Una necessità da appagare per riuscire a sopravvivere o a realizzarsi (dando un senso alla propria esistenza) oppure a conformarsi in periodi storici, definiti transitori, della propria vita, in maniera tale da potersi inquadrare come entità umane e contemporanee.

Dalle tue risposte, emerge che ci sono vari tipi di bisogni.

Sono degli standard da raggiungere. Ne esistono di “indispensabili”, come nutrirsi, ricaricare le proprie energie attraverso il sonno e tutto ciò che può servire per sopravvivere (avere una casa, potersi vestire, etc.). Esistono, poi, delle necessità del tempo storico che si sganciano un po’ dalle leggi di natura, ma che rientrano in quell’ambito di condizioni da rispettare se si vuole vivere e lavorare all’interno di un periodo storico ben definito. Difficilmente, oggi, potremmo operare e mantenere una buona qualità di vita senza l’energia elettrica, senza i computers, le automobili, le fabbriche da cui traggono spunto l’intero sistema umano ed economico. Oltre questo, abbiamo, poi dei parametri qualificanti che Giovanni Russo definiva “bisogni primari non indispensabili, necessari allo sviluppo di un’identità equilibrata”, che ci portano, ad esempio, a costruire un’autostima sganciata da ciò che pensano gli altri, anche se basata su elementi concreti ed una realizzazione con se stessi che può essere chiamata autoaffermazione. Tutto ciò che facciamo consegue a ciò, come per esempio la possibilità di costruire un adeguato rapporto di coppia etc. Esiste un periodo della propria esistenza, definito “delle fasi transitorie” in cui ci si allena a diventare “grandi” dal punto di vista maturativo; ogni essere umano, bene o male, lo affronta, ma non molti ne escono. Elementi particolari che contraddistinguono questa fase possono essere: la competizione con gli altri, l’ambizione scorretta, il bisogno di poggiarsi su qualcuno, la necessità di far parte di un gruppo come elemento su cui poter contare non essendo in grado di camminare in maniera autonoma e… tanti altri.
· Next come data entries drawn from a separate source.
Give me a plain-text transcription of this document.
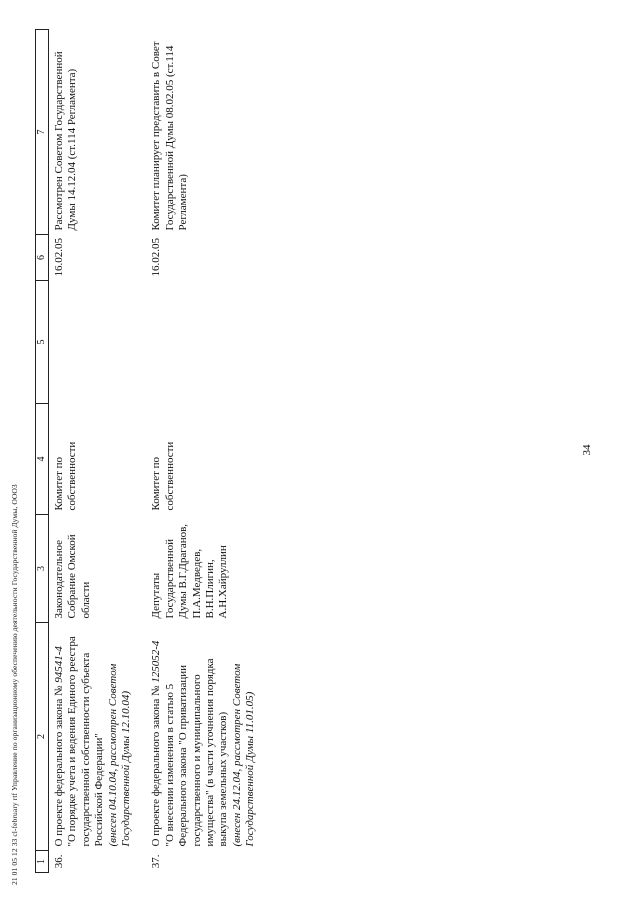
21 01 05 12 33 cl-february rtf Управление по организационному обеспечению деятельности Государственной Думы, ООО3 1	2	3	4	5	6	7
36.	О проекте федерального закона № 94541-4 "О порядке учета и ведения Единого реестра государственной собственности субъекта Российской Федерации" (внесен 04.10.04, рассмотрен Советом Государственной Думы 12.10.04)	Законодательное Собрание Омской области	Комитет по собственности		16.02.05	Рассмотрен Советом Государственной Думы 14.12.04 (ст.114 Регламента)
37.	О проекте федерального закона № 125052-4
"О внесении изменения в статью 5 Федерального закона "О приватизации государственного и муниципального имущества" (в части уточнения порядка выкупа земельных участков) (внесен 24.12.04, рассмотрен Советом Государственной Думы 11.01.05)	Депутаты Государственной Думы В.Г.Драганов, П.А.Медведев, В.Н.Плигин, А.Н.Хайруллин	Комитет по собственности		16.02.05	Комитет планирует представить в Совет Государственной Думы 08.02.05 (ст.114 Регламента)
34
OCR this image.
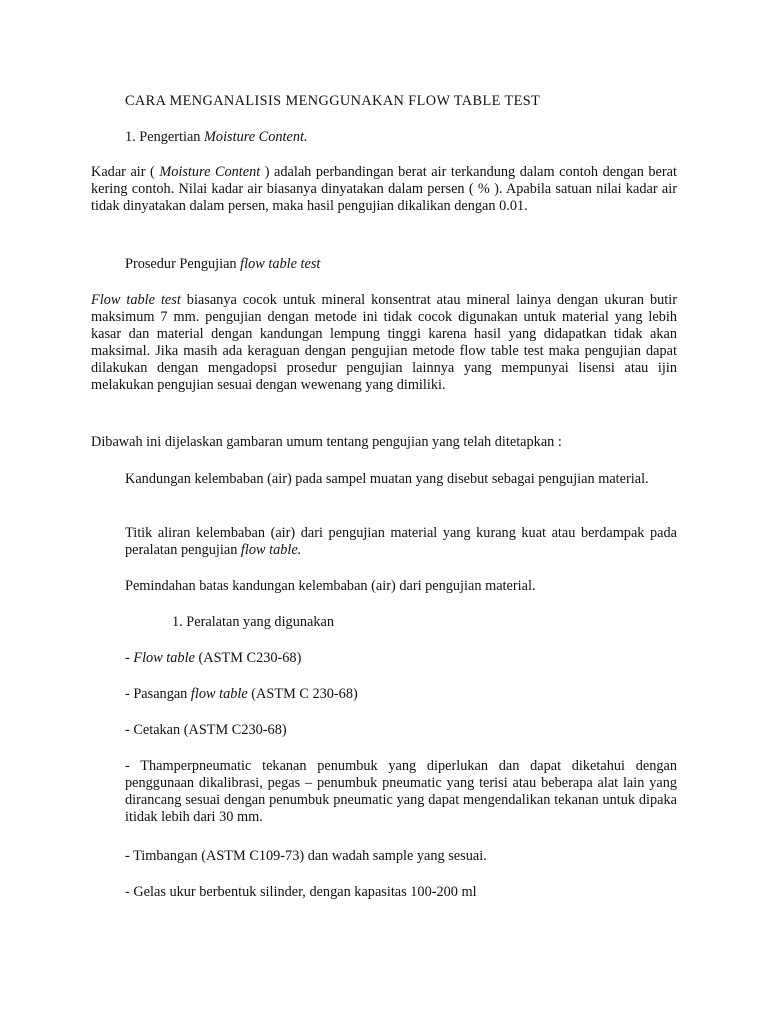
CARA MENGANALISIS MENGGUNAKAN FLOW TABLE TEST

1. Pengertian Moisture Content.

Kadar air ( Moisture Content ) adalah perbandingan berat air terkandung dalam contoh dengan berat kering contoh. Nilai kadar air biasanya dinyatakan dalam persen ( % ). Apabila satuan nilai kadar air tidak dinyatakan dalam persen, maka hasil pengujian dikalikan dengan 0.01.

Prosedur Pengujian flow table test

Flow table test biasanya cocok untuk mineral konsentrat atau mineral lainya dengan ukuran butir maksimum 7 mm. pengujian dengan metode ini tidak cocok digunakan untuk material yang lebih kasar dan material dengan kandungan lempung tinggi karena hasil yang didapatkan tidak akan maksimal. Jika masih ada keraguan dengan pengujian metode flow table test maka pengujian dapat dilakukan dengan mengadopsi prosedur pengujian lainnya yang mempunyai lisensi atau ijin melakukan pengujian sesuai dengan wewenang yang dimiliki.

Dibawah ini dijelaskan gambaran umum tentang pengujian yang telah ditetapkan :

Kandungan kelembaban (air) pada sampel muatan yang disebut sebagai pengujian material.

Titik aliran kelembaban (air) dari pengujian material yang kurang kuat atau berdampak pada peralatan pengujian flow table.

Pemindahan batas kandungan kelembaban (air) dari pengujian material.

1. Peralatan yang digunakan

- Flow table (ASTM C230-68)

- Pasangan flow table (ASTM C 230-68)

- Cetakan (ASTM C230-68)

- Thamperpneumatic tekanan penumbuk yang diperlukan dan dapat diketahui dengan penggunaan dikalibrasi, pegas – penumbuk pneumatic yang terisi atau beberapa alat lain yang dirancang sesuai dengan penumbuk pneumatic yang dapat mengendalikan tekanan untuk dipaka itidak lebih dari 30 mm.

- Timbangan (ASTM C109-73) dan wadah sample yang sesuai.

- Gelas ukur berbentuk silinder, dengan kapasitas 100-200 ml
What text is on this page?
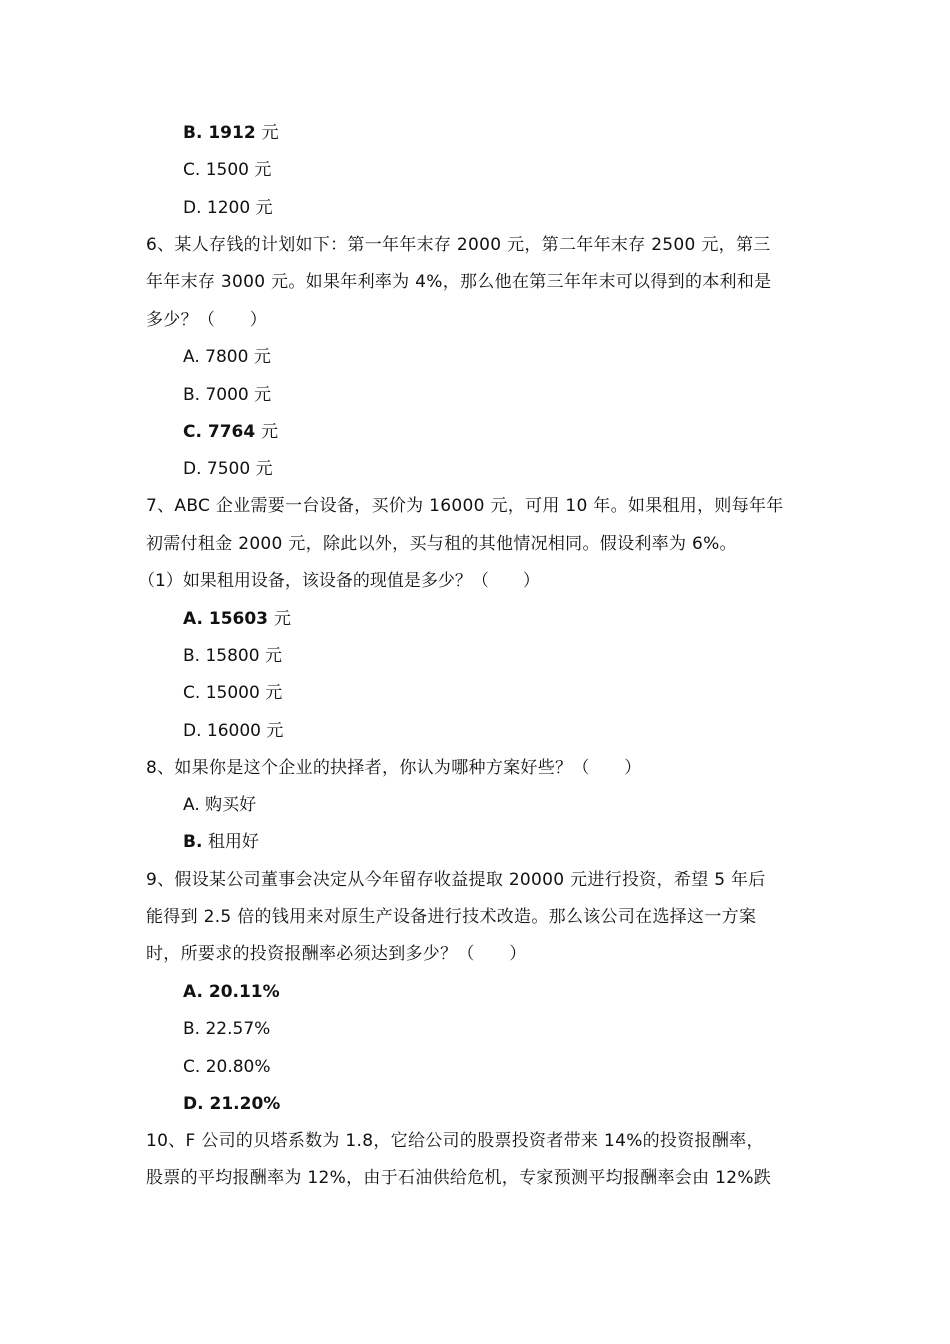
B. 1912 元
C. 1500 元
D. 1200 元
6、某人存钱的计划如下：第一年年末存 2000 元，第二年年末存 2500 元，第三
年年末存 3000 元。如果年利率为 4%，那么他在第三年年末可以得到的本利和是
多少？（　　）
A. 7800 元
B. 7000 元
C. 7764 元
D. 7500 元
7、ABC 企业需要一台设备，买价为 16000 元，可用 10 年。如果租用，则每年年
初需付租金 2000 元，除此以外，买与租的其他情况相同。假设利率为 6%。
（1）如果租用设备，该设备的现值是多少？（　　）
A. 15603 元
B. 15800 元
C. 15000 元
D. 16000 元
8、如果你是这个企业的抉择者，你认为哪种方案好些？（　　）
A. 购买好
B. 租用好
9、假设某公司董事会决定从今年留存收益提取 20000 元进行投资，希望 5 年后
能得到 2.5 倍的钱用来对原生产设备进行技术改造。那么该公司在选择这一方案
时，所要求的投资报酬率必须达到多少？（　　）
A. 20.11%
B. 22.57%
C. 20.80%
D. 21.20%
10、F 公司的贝塔系数为 1.8，它给公司的股票投资者带来 14%的投资报酬率，
股票的平均报酬率为 12%，由于石油供给危机，专家预测平均报酬率会由 12%跌
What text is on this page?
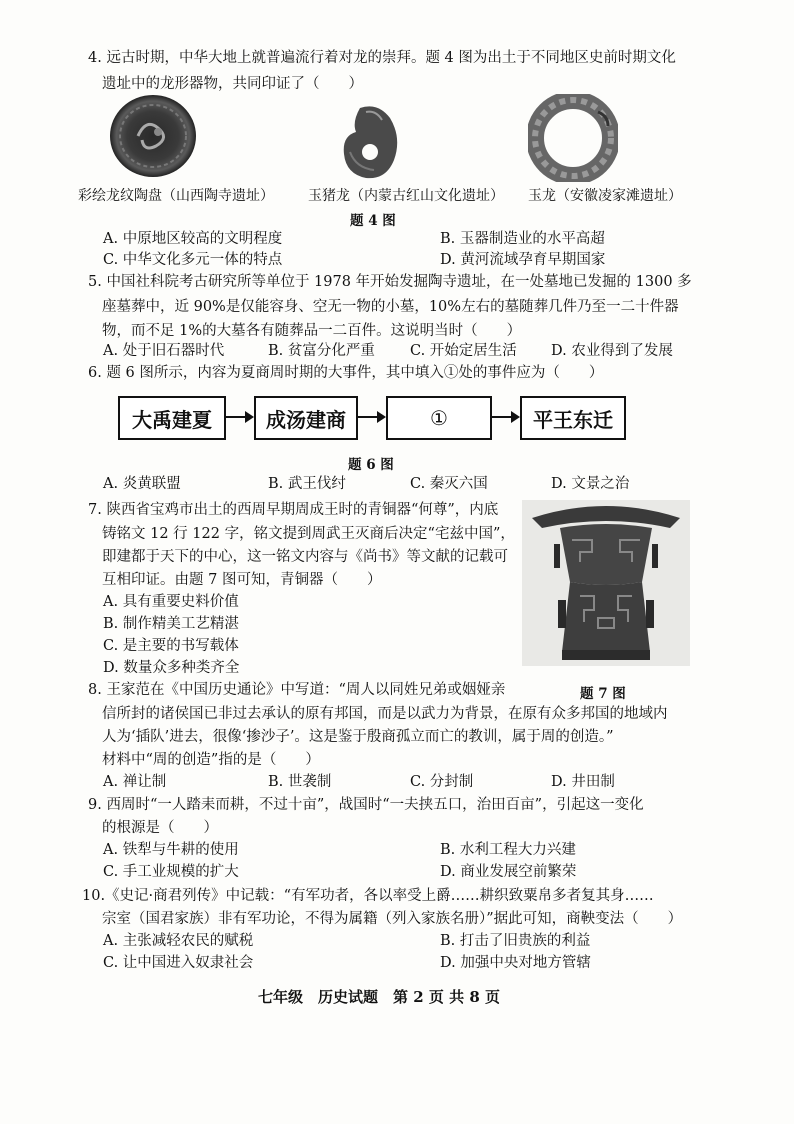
4. 远古时期，中华大地上就普遍流行着对龙的崇拜。题 4 图为出土于不同地区史前时期文化
遗址中的龙形器物，共同印证了（　　）
彩绘龙纹陶盘（山西陶寺遗址） 玉猪龙（内蒙古红山文化遗址） 玉龙（安徽凌家滩遗址）
题 4 图
A. 中原地区较高的文明程度	B. 玉器制造业的水平高超
C. 中华文化多元一体的特点	D. 黄河流域孕育早期国家
5. 中国社科院考古研究所等单位于 1978 年开始发掘陶寺遗址，在一处墓地已发掘的 1300 多
座墓葬中，近 90%是仅能容身、空无一物的小墓，10%左右的墓随葬几件乃至一二十件器
物，而不足 1%的大墓各有随葬品一二百件。这说明当时（　　）
A. 处于旧石器时代	B. 贫富分化严重 C. 开始定居生活 D. 农业得到了发展
6. 题 6 图所示，内容为夏商周时期的大事件，其中填入①处的事件应为（　　）
大禹建夏	成汤建商	①	平王东迁
题 6 图
A. 炎黄联盟	B. 武王伐纣	C. 秦灭六国	D. 文景之治
7. 陕西省宝鸡市出土的西周早期周成王时的青铜器“何尊”，内底
铸铭文 12 行 122 字，铭文提到周武王灭商后决定“宅兹中国”，
即建都于天下的中心，这一铭文内容与《尚书》等文献的记载可
互相印证。由题 7 图可知，青铜器（　　）
A. 具有重要史料价值
B. 制作精美工艺精湛
C. 是主要的书写载体
D. 数量众多种类齐全
题 7 图
8. 王家范在《中国历史通论》中写道：“周人以同姓兄弟或姻娅亲
信所封的诸侯国已非过去承认的原有邦国，而是以武力为背景，在原有众多邦国的地域内
人为‘插队’进去，很像‘掺沙子’。这是鉴于殷商孤立而亡的教训，属于周的创造。”
材料中“周的创造”指的是（　　）
A. 禅让制	B. 世袭制	C. 分封制	D. 井田制
9. 西周时“一人踏耒而耕，不过十亩”，战国时“一夫挟五口，治田百亩”，引起这一变化
的根源是（　　）
A. 铁犁与牛耕的使用	B. 水利工程大力兴建
C. 手工业规模的扩大	D. 商业发展空前繁荣
10.《史记·商君列传》中记载：“有军功者，各以率受上爵……耕织致粟帛多者复其身……
宗室（国君家族）非有军功论，不得为属籍（列入家族名册）”据此可知，商鞅变法（　　）
A. 主张减轻农民的赋税	B. 打击了旧贵族的利益
C. 让中国进入奴隶社会	D. 加强中央对地方管辖
七年级　历史试题　第 2 页 共 8 页
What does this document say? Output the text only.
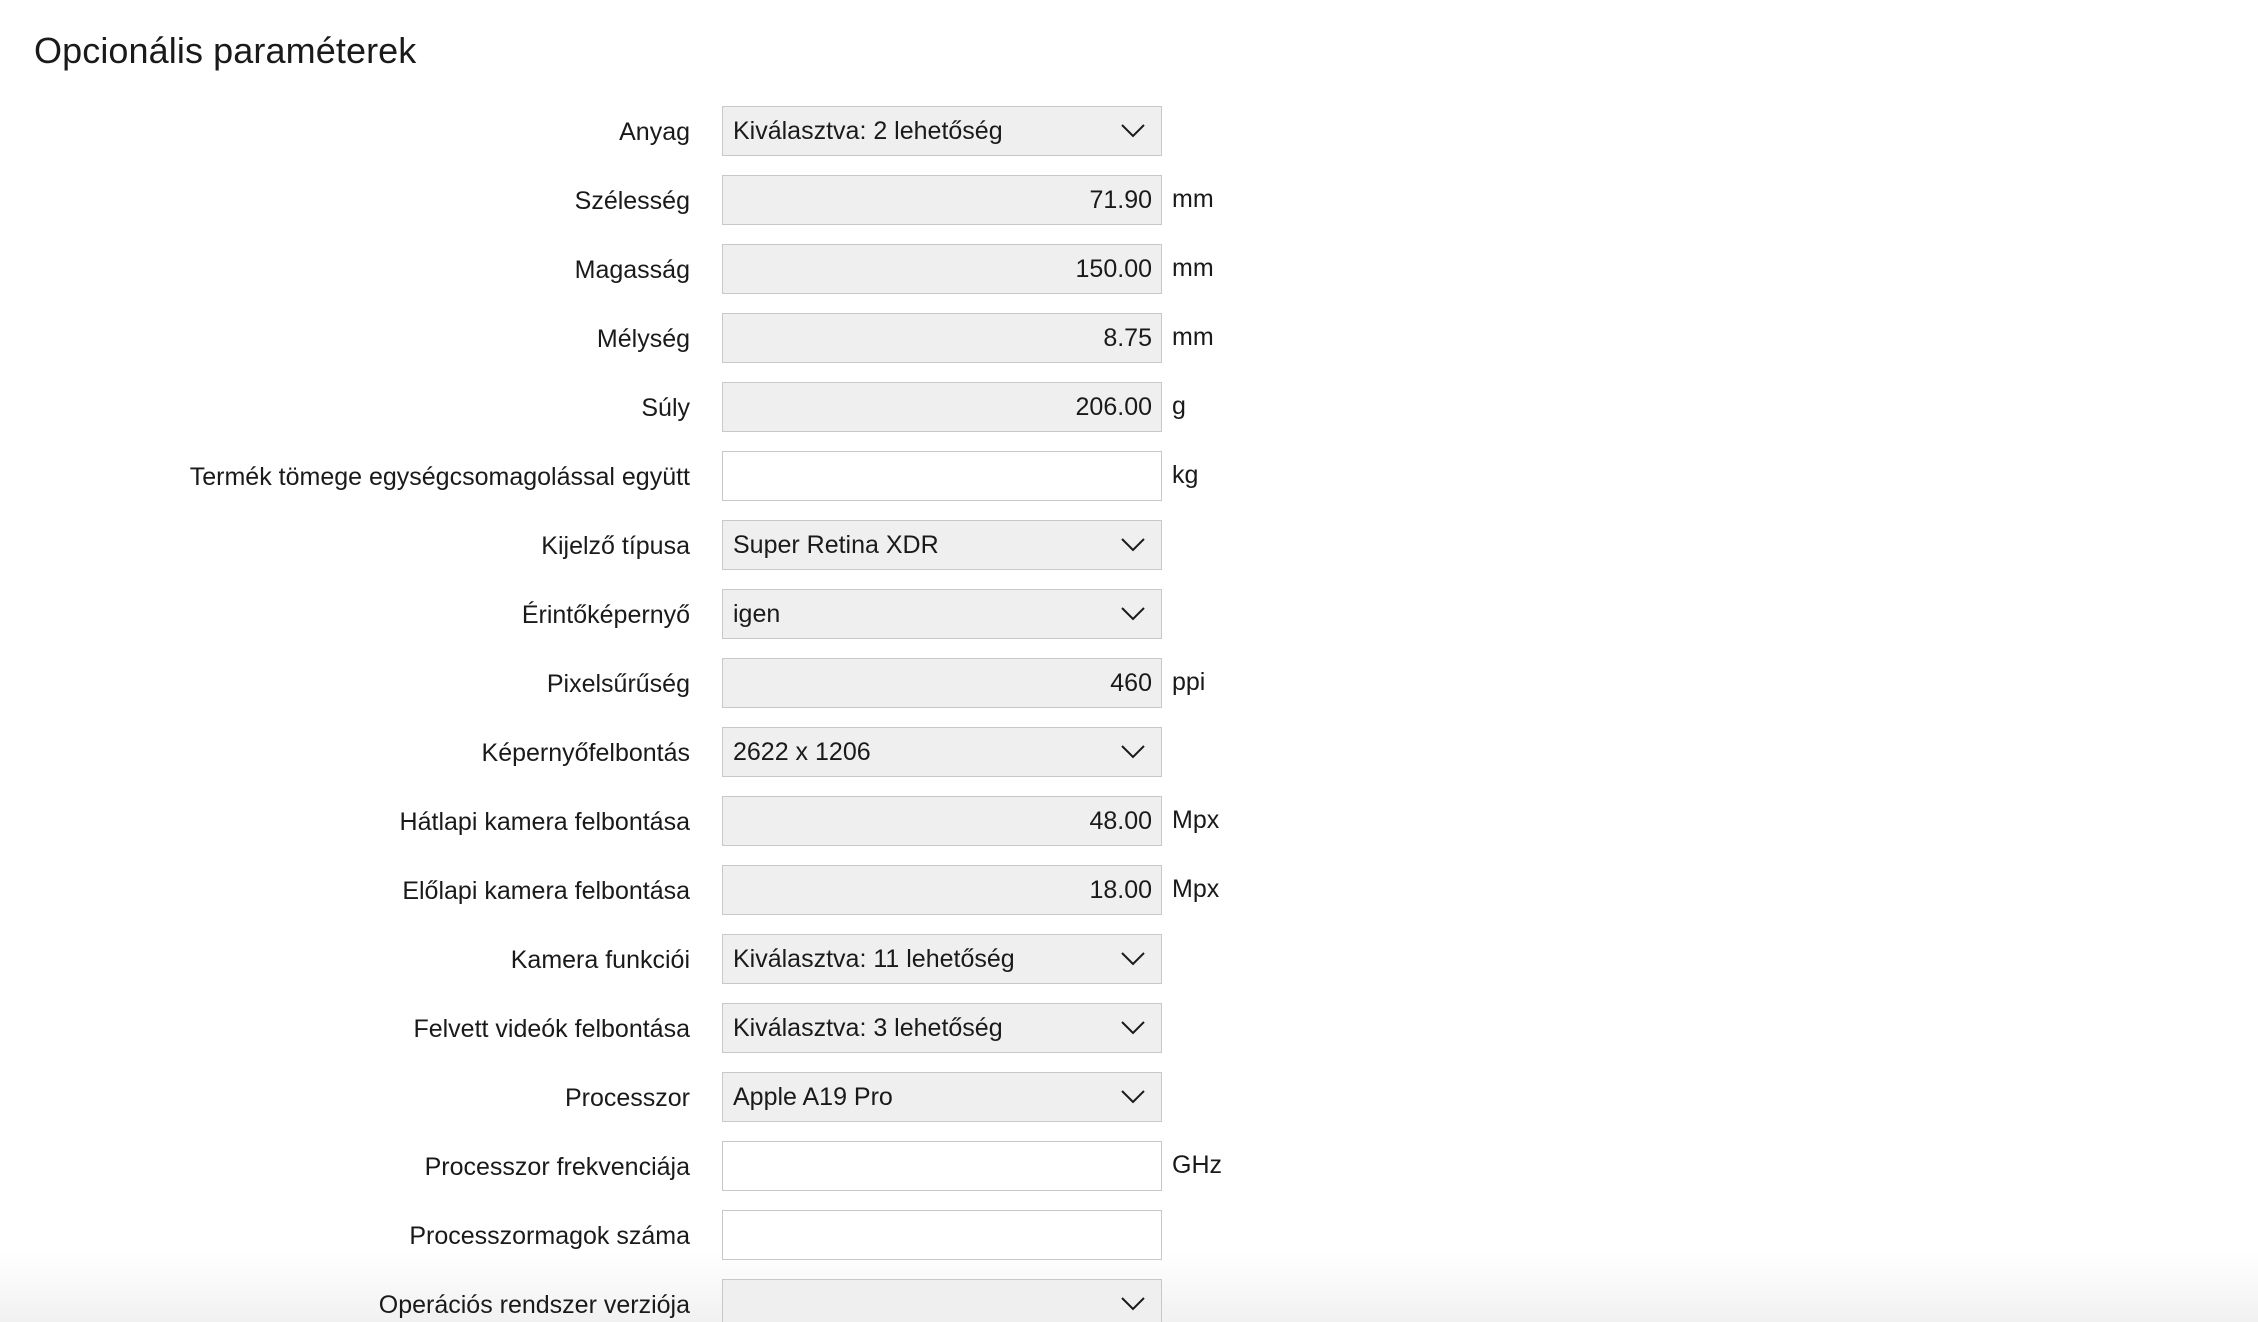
Opcionális paraméterek
Anyag	Kiválasztva: 2 lehetőség
Szélesség	71.90 mm
Magasság	150.00 mm
Mélység	8.75 mm
Súly	206.00 g
Termék tömege egységcsomagolással együtt	kg
Kijelző típusa	Super Retina XDR
Érintőképernyő	igen
Pixelsűrűség	460 ppi
Képernyőfelbontás	2622 x 1206
Hátlapi kamera felbontása	48.00 Mpx
Előlapi kamera felbontása	18.00 Mpx
Kamera funkciói	Kiválasztva: 11 lehetőség
Felvett videók felbontása	Kiválasztva: 3 lehetőség
Processzor	Apple A19 Pro
Processzor frekvenciája	GHz
Processzormagok száma
Operációs rendszer verziója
In molte tue pubblicazioni, fai riferimento al concetto di identità, puoi darne una definizione?

L’identità connota il dialogo prevalentemente di tipo inconsapevole che ognuno ha con se stesso e che si esprime in maniera chiara e netta attraverso l’umore. Maggiore è la coerenza fruibile tra la nostra parte consapevole ed il nostro mondo più profondo, migliore sarà il dialogo e, in maniera più adeguata, riusciremo ad appagare quei bisogni che ci miglioreranno la qualità della vita.

Osservando la Società, ciò che accade, ci si rende subito conto che si vive in un ambiente abbastanza complesso, dove gran parte dei messaggi sono a prevalenza di tipo problematico e, spesso, vengono anche messi in evidenza ed esaltati dei valori che, poi, a ben vedere, sono inconsistenti. Cosa, quindi, è utile fare per non rimanere “travolti” da un simile meccanismo?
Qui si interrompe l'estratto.